Si vous passez du temps sur les réseaux sociaux, on vous a peut-être déjà dit “Touche de l’herbe”. Cette expression, devenue un mème (Touch grass! en VO), est une métaphore pour signifier à un internaute qu’il est grand temps pour lui de poser son téléphone et d’aller faire un tour dehors. Derrière la blague, le principe est de renouer avec nos sens et l’idée n’est pas nouvelle : dans son ouvrage Phénoménologie de la perception, publié en 1945, le philosophe Maurice ­Merleau-Ponty analyse le rôle du corps dans notre expérience sensorielle du monde. Pour l’auteur, la perception n’est pas simplement une activité cognitive, plutôt une expérience sensorielle et corporelle qui intègre nos souvenirs sensoriels. Cette “mémoire du sensible” se façonne grâce aux données tactiles, visuelles, auditives, olfactives et gustatives, et aux émotions associées à ces expériences. En psychologie, cette notion se rapporte aux souvenirs d’événements vécus associés à des sensations physiques et sensorielles spécifiques (encore Proust et sa madeleine). En anthropologie et sociologie, elle permet de comprendre comment ces souvenirs influencent nos comportements, croyances et cultures. On saisit l’idée, mais à part une ou deux classes vertes en primaire, on ne peut pas dire que l’approche sensible soit particulièrement mise en avant dans notre éducation. Pourquoi une telle déconsidération ?

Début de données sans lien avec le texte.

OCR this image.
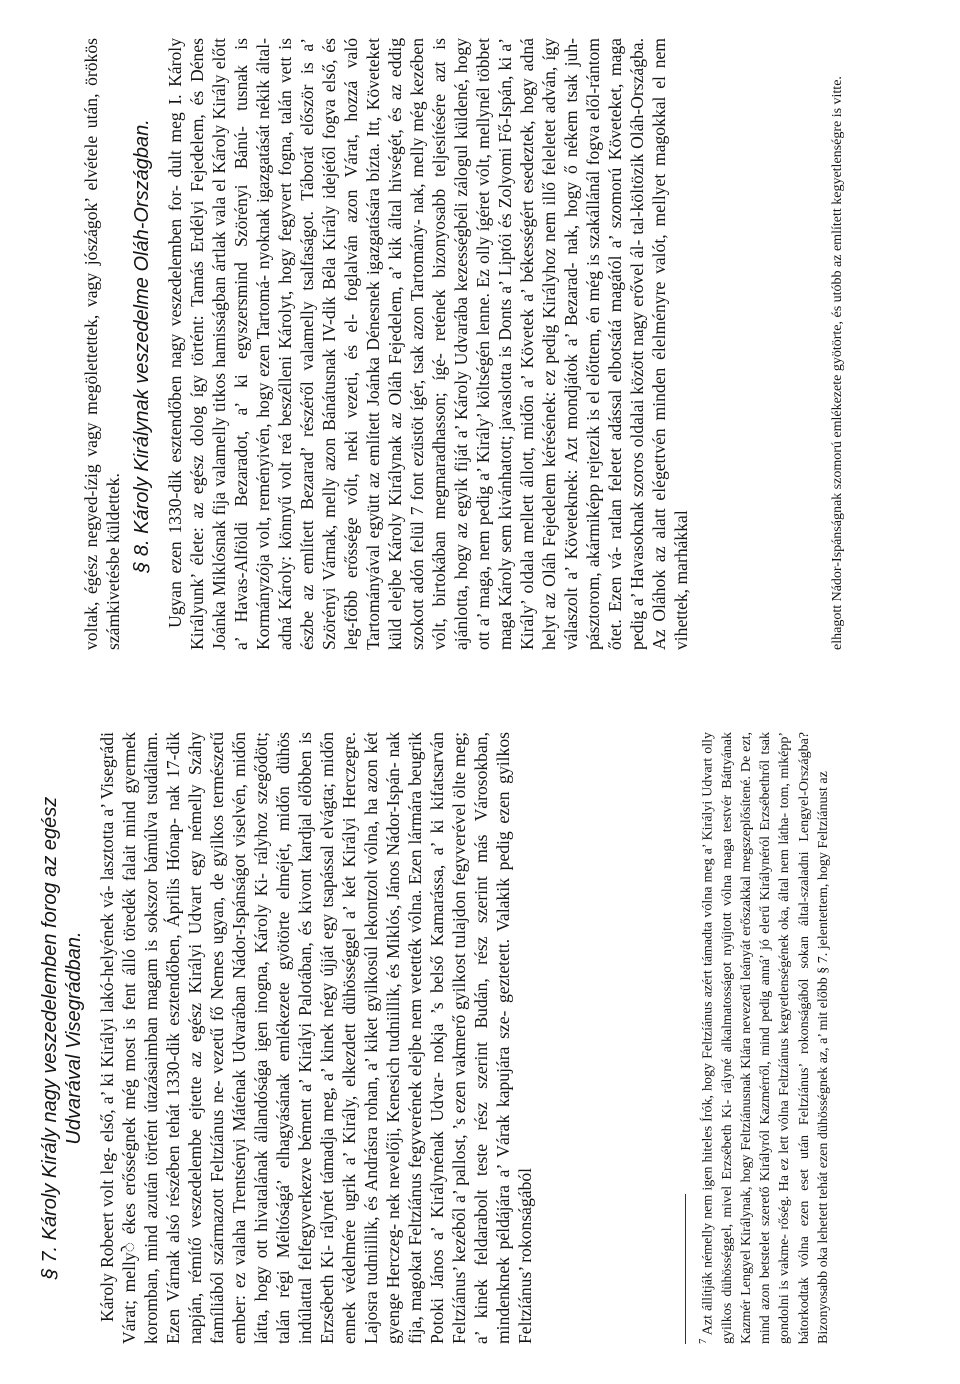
§ 7. Károly Király nagy veszedelemben forog az egész Udvarával Visegrádban. Károly Robeert volt leg- első, a’ ki Királyi lakó-helyének vá- lasztotta a’ Visegrádi Várat; mellyे ékes erősségnek még most is fent álló töredék falait mind gyermek koromban, mind azután történt útazásaimban magam is sokszor bámúlva tsudáltam. Ezen Várnak alsó részében tehát 1330-dik esztendőben, Április Hónap- nak 17-dik napján, rémítő veszedelembe ejtette az egész Királyi Udvart egy némelly Száhy famíliából származott Feltzíánus ne- vezetű fő Nemes ugyan, de gyilkos természetű ember: ez valaha Trentsényi Máténak Udvarában Nádor-Ispánságot viselvén, midőn látta, hogy ott hivatalának állandósága igen inogna, Károly Ki- rályhoz szegődött; talán régi Méltóságá’ elhagyásának emlékezete gyötörte elméjét, midőn dühös indúlattal felfegyverkezve bément a’ Királyi Palotában, és kivont kardjal előbben is Erzsébeth Ki- rálynét támadja meg, a’ kinek négy újját egy tsapással elvágta; midőn ennek védelmére ugrik a’ Király, elkezdett dühösséggel a’ két Királyi Herczegre. Lajosra tudniillik, és Andrásra rohan, a’ kiket gyilkosúl lekontzolt vólna, ha azon két gyenge Herczeg- nek nevelőji, Kenesich tudniillik, és Miklós, János Nádor-Ispán- nak fija, magokat Feltzíánus fegyverének elejbe nem vetették vólna. Ezen lármára beugrik Potoki János a’ Királynénak Udvar- nokja ’s belső Kamarássa, a’ ki kifatsarván Feltzíánus’ kezéből a’ pallost, ’s ezen vakmerő gyilkost tulajdon fegyverével ölte meg; a’ kinek feldarabolt teste rész szerint Budán, rész szerint más Városokban, mindenknek példájára a’ Várak kapujára sze- geztetett. Valakik pedig ezen gyilkos Feltzíánus’ rokonságából	$^7$ Azt állítják némelly nem igen hiteles Írók, hogy Feltzíánus azért támadta vólna meg a’ Királyi Udvart olly gyilkos dühösséggel, mivel Erzsébeth Ki- rályné alkalmatosságot nyújtott vólna maga testvér Báttyának Kazmér Lengyel Királynak, hogy Feltzíánusnak Klára nevezetű leányát erőszakkal megszeplősítené. De ezt, mind azon betstelet szerető Királyról Kazmérről, mind pedig anná’ jó elerű Királynéról Erzsébethről tsak gondolni is vakme- rőség. Ha ez lett vólna Feltzíánus kegyetlenségének oka, által nem látha- tom, miképp’ bátorkodtak vólna ezen eset után Feltzíánus’ rokonságából sokan által-szaladni Lengyel-Országba? Bizonyosabb oka lehetett tehát ezen dühösségnek az, a’ mit előbb § 7. jelentettem, hogy Feltzíánust az

voltak, égész negyed-ízig vagy megölettettek, vagy jószágok’ elvétele után, örökös számkivetésbe küldettek. § 8. Károly Királynak veszedelme Oláh-Országban. Ugyan ezen 1330-dik esztendőben nagy veszedelemben for- dult meg I. Károly Királyunk’ élete: az egész dolog így történt: Tamás Erdélyi Fejedelem, és Dénes Joánka Miklósnak fija valamelly titkos hamisságban ártlak vala el Károly Király előtt a’ Havas-Alföldi Bezaradot, a’ ki egyszersmind Szörényi Bánú- tusnak is Kormányzója volt, reményivén, hogy ezen Tartomá- nyoknak igazgatását nékik által-adná Károly: könnyű volt reá beszélleni Károlyt, hogy fegyvert fogna, talán vett is észbe az említett Bezarad’ részéről valamelly tsalfaságot. Táborát először is a’ Szörényi Várnak, melly azon Bánátusnak IV-dik Béla Király idejétől fogva első, és leg-főbb erőssége vólt, neki vezeti, és el- foglalván azon Várat, hozzá való Tartományával együtt az említett Joánka Dénesnek igazgatására bízta. Itt, Követeket küld elejbe Károly Királynak az Oláh Fejedelem, a’ kik által hivségét, és az eddig szokott adón felül 7 font ezüstöt ígér, tsak azon Tartomány- nak, melly még kezében vólt, birtokában megmaradhasson; ígé- retének bizonyosabb teljesítésére azt is ajánlotta, hogy az egyik fiját a’ Károly Udvarába kezességbéli zálogul küldené, hogy ott a’ maga, nem pedig a’ Király’ költségén lenne. Ez olly ígéret vólt, mellynél többet maga Károly sem kivánhatott; javaslotta is Donts a’ Liptói és Zolyomi Fő-Ispán, ki a’ Király’ oldala mellett állott, midőn a’ Követek a’ békességért esedeztek, hogy adná helyt az Oláh Fejedelem kérésének: ez pedig Királyhoz nem illő feleletet adván, így válaszolt a’ Követeknek: Azt mondjátok a’ Bezarad- nak, hogy ő nékem tsak juh-pásztorom, akármiképp rejtezik is el előttem, én még is szakállánál fogva elől-rántom őtet. Ezen vá- ratlan feletet adással elbotsátá magától a’ szomorú Követeket, maga pedig a’ Havasoknak szoros oldalai között nagy erővel ál- tal-költözik Oláh-Országba. Az Oláhok az alatt elégettvén minden élelményre valót, mellyet magokkal el nem vihettek, marhákkal	elhagott Nádor-Ispánságnak szomorú emlékezete gyötörte, és utóbb az említett kegyetlenségre is vitte.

“Ça a commencé avec les Grec·que·s, surtout les présocratiques, qui se méfiaient du sensible, et il·elle·s n’avaient pas tort : si on se base seulement sur celui-ci pour appréhender le monde, on fait des erreurs, on pense par exemple que le soleil tourne autour de la Terre”, éclaire Jacques Tassin, chercheur écologue au Centre de coopération internationale en recherche agronomique pour le développement (Cirad) et auteur de Pour une écologie du sensible (éd. Odile Jacob, 2020). En gros, l’idée à l’époque était déjà de considérer que le sensible pouvait nous détourner de l’objectivité qu’apporte la science. Un constat qui s’est consolidé par la suite, puisqu’avant la Seconde Guerre mondiale, celles et ceux qui se destinaient à des carrières scientifiques faisaient encore leurs “humanités”. Jacques Tassin ajoute : “On n’avait pas encore creusé un fossé entre ce qui relève des sciences dures et les sciences humaines, qui emmènent avec elles ce qui relève du sensible. Et puis, pour des raisons de ‘taylorisation’ de la science, une recherche d’efficience à tout prix, les disciplines se sont segmentées, les hyperspécialisations scientifiques sont apparues, nous éloignant d’autant plus de l’appréhension sensible du monde.” Pas étonnant, quand on sait qu’étymologiquement, “sensible” dérive de la racine indo-européenne sent qui signifie “se diriger vers quelque chose”. CQFD.

Lutter contre l’amnésie écologique

 

Remettre le sensible au cœur de notre vie, c’est ce qui pourrait nous permettre de sortir des limites de l’Anthropocène – l’époque géologique actuelle, impactée par l’humain. C’est en tout cas l’une des hypothèses avancées par la philosophe et biologiste Donna Haraway, qui a introduit le concept de “chthulucene”. Cette notion met l’accent sur la coexistence multi-espèces, où les humain·e·s ne sont pas au centre mais font partie d’une toile complexe de relations incluant les plantes, animaux, microbes, et même des entités non vivantes comme les rochers et les rivières, accordant ainsi une grande importance à la notion du sensible, qu’il s’agisse de l’ouïe des chauves-souris, du sonar des dauphins, ou encore des réseaux de communication chimique des plantes. Bref, on se décentre et on sort du spécisme en portant un peu plus d’attention au monde. Au début des années 1990, le biologiste marin Daniel Pauly montrait que les pêcheur·se·s prennent comme référence scientifique le nombre de poissons tel qu’il·elle·s l’ont connu au début de leur carrière. Comprendre : selon notre âge, nous n’avons pas tous les mêmes référentiels écologiques. Une personne née dans les années 1950 n’a pas connu les insectes, l’érosion côtière ou les glaciers comme une personne née dans les années 2000. Se souvenir des lucioles, des haies dans les champs, des vers de terre est le privilège de celles et ceux qui les ont vécus.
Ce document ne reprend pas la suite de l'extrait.